Muhammad Ali Sheikh said that we must maintain fiscal discipline and establish controls to create fiscal space to extend relief to the business community.

Quoting the reports, he said that the budget deficit continues to grow, entangling Pakistan in an unrelenting cycle of debt. Even if we exclude the impact of debt servicing, our revenues fall short of covering other expenses, implying that all these are met from borrowed funds. At the close of the fiscal year, Pakistan recorded a budget deficit of Rs 6.52 trillion, equivalent to 7.7% of the GDP, a slight decrease from the previous year’s 7.9% of GDP. However, in absolute figures, the budget deficit surged by a substantial 24%, or Rs 1.26 trillion, within just one year.

Due to this bleak scenario, the BMP leader said and added that the primary balance registered a negative Rs 690 billion in FY 2023. Encouragingly, Pakistan achieved a noteworthy reduction of Rs 1.3 trillion or 67% year-on-year in its debt portfolio at the primary balance level during FY 2023. According to the Fiscal Operation report the primary deficit, which stood at 3.1% of GDP in FY2022, was reduced to a more manageable level of 0.8% of GDP in FY 2023. This improvement has created some fiscal room, and with continued efforts we can attain a primary surplus, representing the fundamental level of financial discipline.

The FPCCI presidential candidate by the BMP Muhammad Ali Sheikh said that it is encouraging to note that at the consolidated level, the government successfully attained an overall primary surplus of Rs 503 billion. However, by end of the third quarter of FY 2023, overall budget’s balance showed a negative figure of Rs 3.07 trillion. Yet, in the last quarter of FY 2023, primary surplus turned into primary deficit, with latter recording a primary deficit of Rs 1.1 trillion.

The budget deficit in last quarter of FY 2023 surged to nearly 112% of the cumulative figures from July 2022 to March 2023. Pakistan’s budget deficit for the initial nine months amounted to approximately Rs 3 trillion, but in Q4 FY23 alone, it registered a substantial increase of Rs 3.4 trillion. It’s worth noting that in the latest budget documents released in June 2023, revised estimate for primary deficit in FY23 was Rs 421 billion.

However, there was a primary balance overrun of Rs 690 billion, marking an increase of Rs 269 billion, which is 64% higher than the revised estimates for FY 2023 shared earlier in June of the same year. Contrastingly, according to the budget document from the previous year, a surplus of Rs 153 billion was projected. This highlights the inadequacies in financial planning at ministerial level.

While many countries are implementing privatization policies for SOEs, Pakistan remains in debate over the issue without officially announcing any plans for disinvesting in such entities. Meanwhile, the government continues to inject substantial sums of money in the form of subsidies and grants each year to sustain the operations of these unprofitable entities.

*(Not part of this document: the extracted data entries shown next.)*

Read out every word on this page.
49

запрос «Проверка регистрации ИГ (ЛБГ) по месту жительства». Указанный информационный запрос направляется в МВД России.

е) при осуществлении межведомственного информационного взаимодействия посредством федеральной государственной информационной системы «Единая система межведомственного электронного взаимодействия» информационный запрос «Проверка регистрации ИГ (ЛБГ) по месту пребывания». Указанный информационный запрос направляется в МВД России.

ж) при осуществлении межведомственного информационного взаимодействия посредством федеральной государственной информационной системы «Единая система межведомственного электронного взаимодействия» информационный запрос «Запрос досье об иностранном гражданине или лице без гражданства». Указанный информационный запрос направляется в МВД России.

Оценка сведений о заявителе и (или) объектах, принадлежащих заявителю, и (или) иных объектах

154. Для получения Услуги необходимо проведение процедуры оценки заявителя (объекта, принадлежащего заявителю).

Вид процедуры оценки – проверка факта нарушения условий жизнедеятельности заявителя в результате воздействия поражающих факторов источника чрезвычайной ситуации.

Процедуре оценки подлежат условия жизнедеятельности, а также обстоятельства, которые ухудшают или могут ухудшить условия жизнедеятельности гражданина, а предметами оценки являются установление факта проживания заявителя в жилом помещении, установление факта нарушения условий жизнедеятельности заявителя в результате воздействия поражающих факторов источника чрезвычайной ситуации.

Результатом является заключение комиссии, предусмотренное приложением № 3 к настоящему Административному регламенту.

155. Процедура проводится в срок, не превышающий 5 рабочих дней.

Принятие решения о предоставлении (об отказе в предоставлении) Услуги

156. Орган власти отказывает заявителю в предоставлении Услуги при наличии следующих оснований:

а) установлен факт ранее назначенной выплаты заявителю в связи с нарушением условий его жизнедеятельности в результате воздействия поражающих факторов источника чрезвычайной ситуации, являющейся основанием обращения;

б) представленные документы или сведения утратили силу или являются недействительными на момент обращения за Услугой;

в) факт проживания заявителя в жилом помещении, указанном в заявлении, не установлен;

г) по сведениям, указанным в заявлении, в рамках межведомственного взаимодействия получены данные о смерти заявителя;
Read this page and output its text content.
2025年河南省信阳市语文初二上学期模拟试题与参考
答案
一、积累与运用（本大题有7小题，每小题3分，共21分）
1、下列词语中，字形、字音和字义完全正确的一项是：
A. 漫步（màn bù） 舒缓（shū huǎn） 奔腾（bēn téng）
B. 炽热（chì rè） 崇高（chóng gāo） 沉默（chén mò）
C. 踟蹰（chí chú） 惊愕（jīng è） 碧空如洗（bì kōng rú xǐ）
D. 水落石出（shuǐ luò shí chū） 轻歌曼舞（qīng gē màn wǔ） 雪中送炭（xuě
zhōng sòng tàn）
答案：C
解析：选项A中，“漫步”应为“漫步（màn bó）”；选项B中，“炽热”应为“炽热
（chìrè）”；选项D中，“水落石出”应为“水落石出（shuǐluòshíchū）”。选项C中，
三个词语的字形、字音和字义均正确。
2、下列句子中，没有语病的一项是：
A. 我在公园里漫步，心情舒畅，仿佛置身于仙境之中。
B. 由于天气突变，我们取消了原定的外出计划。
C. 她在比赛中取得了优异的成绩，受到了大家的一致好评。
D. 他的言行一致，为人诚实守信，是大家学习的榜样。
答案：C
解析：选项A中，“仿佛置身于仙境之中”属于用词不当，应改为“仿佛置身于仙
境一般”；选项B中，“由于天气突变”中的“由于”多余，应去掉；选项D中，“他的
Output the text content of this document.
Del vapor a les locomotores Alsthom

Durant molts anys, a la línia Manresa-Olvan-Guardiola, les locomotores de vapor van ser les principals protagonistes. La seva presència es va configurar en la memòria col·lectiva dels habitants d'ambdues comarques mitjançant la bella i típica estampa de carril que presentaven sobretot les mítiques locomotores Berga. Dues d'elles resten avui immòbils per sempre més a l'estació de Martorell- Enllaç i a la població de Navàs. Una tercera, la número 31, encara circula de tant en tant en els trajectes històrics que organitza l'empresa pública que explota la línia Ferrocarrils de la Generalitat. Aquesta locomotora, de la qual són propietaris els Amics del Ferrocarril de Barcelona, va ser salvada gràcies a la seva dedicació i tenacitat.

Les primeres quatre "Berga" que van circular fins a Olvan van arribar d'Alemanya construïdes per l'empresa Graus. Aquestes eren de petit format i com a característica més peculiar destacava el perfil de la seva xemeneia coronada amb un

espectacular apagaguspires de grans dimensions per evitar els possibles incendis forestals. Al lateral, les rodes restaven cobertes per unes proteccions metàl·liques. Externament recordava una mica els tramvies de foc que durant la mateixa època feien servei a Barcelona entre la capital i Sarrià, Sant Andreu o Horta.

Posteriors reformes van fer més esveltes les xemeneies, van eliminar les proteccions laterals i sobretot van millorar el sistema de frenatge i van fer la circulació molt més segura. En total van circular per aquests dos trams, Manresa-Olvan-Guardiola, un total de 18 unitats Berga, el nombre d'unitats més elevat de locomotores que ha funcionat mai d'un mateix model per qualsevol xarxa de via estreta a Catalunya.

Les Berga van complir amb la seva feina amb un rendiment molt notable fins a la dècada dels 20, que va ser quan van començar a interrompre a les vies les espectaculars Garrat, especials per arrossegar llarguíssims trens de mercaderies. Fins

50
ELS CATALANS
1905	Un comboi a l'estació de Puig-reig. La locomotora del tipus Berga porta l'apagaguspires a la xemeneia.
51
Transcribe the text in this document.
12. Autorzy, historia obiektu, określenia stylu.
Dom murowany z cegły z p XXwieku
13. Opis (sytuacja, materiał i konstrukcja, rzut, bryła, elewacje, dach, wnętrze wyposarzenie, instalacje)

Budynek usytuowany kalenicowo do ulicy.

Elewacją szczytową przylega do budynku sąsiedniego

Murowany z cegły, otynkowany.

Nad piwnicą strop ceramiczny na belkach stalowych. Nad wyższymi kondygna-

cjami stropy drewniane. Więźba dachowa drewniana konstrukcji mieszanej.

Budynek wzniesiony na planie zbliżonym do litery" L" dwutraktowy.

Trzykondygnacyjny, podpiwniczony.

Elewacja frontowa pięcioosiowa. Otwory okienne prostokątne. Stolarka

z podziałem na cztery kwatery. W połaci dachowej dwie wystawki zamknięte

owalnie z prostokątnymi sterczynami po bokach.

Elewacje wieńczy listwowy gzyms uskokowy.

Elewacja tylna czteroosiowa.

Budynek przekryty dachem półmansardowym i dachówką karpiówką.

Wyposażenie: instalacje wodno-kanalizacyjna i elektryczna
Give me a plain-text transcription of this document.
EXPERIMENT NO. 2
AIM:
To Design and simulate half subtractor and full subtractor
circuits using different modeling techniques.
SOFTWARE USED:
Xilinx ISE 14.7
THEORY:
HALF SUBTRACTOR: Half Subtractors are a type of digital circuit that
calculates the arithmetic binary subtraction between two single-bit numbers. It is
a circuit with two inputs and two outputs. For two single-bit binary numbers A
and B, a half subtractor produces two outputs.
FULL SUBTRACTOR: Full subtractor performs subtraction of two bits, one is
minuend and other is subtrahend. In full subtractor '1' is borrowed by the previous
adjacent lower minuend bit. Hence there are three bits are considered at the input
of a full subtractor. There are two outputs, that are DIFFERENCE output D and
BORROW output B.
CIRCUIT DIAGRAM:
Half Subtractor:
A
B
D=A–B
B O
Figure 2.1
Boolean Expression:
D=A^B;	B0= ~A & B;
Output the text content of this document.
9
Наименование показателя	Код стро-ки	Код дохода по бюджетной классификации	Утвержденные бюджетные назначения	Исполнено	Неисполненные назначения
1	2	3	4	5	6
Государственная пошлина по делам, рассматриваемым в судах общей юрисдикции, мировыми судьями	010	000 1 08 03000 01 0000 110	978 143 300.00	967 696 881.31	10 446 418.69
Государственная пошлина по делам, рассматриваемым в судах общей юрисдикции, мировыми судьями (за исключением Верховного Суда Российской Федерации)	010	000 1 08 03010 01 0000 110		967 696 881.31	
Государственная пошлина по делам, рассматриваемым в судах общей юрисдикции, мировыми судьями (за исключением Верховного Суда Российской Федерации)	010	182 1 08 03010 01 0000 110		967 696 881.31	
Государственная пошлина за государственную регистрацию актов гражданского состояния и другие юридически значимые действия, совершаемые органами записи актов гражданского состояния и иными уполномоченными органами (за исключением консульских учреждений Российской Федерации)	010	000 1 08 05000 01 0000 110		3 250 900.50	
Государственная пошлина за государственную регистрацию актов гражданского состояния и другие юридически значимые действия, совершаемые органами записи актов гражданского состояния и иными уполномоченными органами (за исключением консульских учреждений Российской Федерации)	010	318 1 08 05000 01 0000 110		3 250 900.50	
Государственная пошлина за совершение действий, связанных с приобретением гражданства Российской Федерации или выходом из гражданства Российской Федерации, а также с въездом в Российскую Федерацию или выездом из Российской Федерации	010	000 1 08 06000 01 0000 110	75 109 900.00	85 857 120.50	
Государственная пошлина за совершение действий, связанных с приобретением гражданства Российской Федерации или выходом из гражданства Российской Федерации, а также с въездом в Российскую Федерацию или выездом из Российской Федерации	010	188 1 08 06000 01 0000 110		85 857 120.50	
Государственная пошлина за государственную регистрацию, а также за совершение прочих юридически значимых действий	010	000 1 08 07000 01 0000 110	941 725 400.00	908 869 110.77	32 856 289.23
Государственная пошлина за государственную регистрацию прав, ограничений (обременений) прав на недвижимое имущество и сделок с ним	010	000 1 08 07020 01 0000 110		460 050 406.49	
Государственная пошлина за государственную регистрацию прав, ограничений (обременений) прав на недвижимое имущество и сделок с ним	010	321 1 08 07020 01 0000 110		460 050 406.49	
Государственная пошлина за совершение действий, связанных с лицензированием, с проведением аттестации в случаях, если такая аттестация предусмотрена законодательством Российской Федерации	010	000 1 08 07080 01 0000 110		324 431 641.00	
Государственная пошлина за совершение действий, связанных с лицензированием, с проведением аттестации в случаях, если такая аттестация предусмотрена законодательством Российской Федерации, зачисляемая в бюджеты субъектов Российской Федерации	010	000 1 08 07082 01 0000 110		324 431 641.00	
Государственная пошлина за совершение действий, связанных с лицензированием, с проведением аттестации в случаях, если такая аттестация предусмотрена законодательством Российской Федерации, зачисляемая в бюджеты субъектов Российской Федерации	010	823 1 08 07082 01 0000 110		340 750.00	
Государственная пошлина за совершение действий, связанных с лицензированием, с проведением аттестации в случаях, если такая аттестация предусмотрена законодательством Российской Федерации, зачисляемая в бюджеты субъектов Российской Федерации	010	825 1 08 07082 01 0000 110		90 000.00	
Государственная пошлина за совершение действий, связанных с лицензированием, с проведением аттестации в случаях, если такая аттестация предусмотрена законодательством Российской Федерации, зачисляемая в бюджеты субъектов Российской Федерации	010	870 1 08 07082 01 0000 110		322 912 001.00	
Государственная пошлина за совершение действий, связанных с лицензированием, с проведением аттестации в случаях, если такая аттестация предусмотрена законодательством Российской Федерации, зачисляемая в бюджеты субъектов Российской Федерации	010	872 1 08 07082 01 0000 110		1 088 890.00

Ali Sheikh said the focus of the caretaker government to date is not on implementing structural politically challenging reforms but on heavy reliance on realizing pledged foreign direct investment and crackdowns on markets infected by widespread speculations/smuggling with a view to taking the economy out of its ongoing deepening economic impasse. While one would no doubt support these measures yet economic reforms as well as improving governance are critical to ensuring that the economy moves out of the continuing logjam that successive administrations have pushed it into.